Großbritannien wird sich gezwungen sehen, vor dem Austritt aus der Europäischen Union eine Mammutrechnung zu begleichen. Das erklärte der EU-Kommissionspräsident Jean-Claude Juncker am Dienstag, berichtet Sputnik.

„Die Britten sollten sich darauf gefasst machen, dass es keinen Rabatt und keine Nullrechnung gibt. Die Briten haben ihre Verpflichtungen zu erfüllen“, sagte Juncker.

Medienberichten zufolge will die EU von London rund 57 Milliarden Euro fordern. Die Summe war bei einem Treffen vereinbart worden. Dabei bestanden Frankreich und Deutschland auf einer Summe von 70 Milliarden Euro.

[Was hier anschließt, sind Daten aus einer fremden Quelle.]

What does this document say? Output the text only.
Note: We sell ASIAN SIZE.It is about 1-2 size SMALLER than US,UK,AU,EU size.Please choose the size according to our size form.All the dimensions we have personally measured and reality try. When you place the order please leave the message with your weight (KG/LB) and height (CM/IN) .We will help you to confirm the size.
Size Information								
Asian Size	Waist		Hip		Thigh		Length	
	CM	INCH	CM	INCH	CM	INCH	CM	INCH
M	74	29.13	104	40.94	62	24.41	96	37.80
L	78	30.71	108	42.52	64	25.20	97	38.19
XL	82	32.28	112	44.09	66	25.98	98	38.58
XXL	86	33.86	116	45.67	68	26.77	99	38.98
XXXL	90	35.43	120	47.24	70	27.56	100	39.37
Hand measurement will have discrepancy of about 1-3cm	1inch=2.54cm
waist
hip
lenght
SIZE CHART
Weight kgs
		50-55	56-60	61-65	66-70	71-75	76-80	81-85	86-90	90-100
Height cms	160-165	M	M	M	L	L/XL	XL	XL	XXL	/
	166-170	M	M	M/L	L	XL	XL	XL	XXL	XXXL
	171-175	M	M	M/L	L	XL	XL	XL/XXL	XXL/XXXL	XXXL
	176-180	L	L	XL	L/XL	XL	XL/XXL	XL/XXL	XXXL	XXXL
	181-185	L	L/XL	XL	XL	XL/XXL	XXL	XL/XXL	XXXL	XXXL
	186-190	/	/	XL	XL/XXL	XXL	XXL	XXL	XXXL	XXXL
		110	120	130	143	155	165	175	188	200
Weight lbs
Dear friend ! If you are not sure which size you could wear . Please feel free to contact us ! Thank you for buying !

Am 2. Februar hatte die britische Regierung das das sogenannte Weißbuch veröffentlich, in dem zwölf Grundprinzipien ihrer Brexit-Strategie festgeschrieben sind. Am 8. Februar billigte das Unterhaus des britischen Parlaments das Brexit-Gesetz.

Das Vorhaben muss auch noch vom Oberhaus abgesegnet werden, dem der Entwurf seit dem vergangenen Montag zur Diskussion vorliegt. Am 7. März soll das House of Lords seine Beratungen abschließen. Obwohl die konservative Premierministerin Theresa May im Oberhaus keine Mehrheit hat, rechneten Experten auch in dieser Kammer mit Zustimmung zum Brexit. Darum hatte Regierungschefin May das Parlament in London gebeten, die vermutlich zwei Jahre dauernden Austrittsgespräche mit der EU aufzunehmen.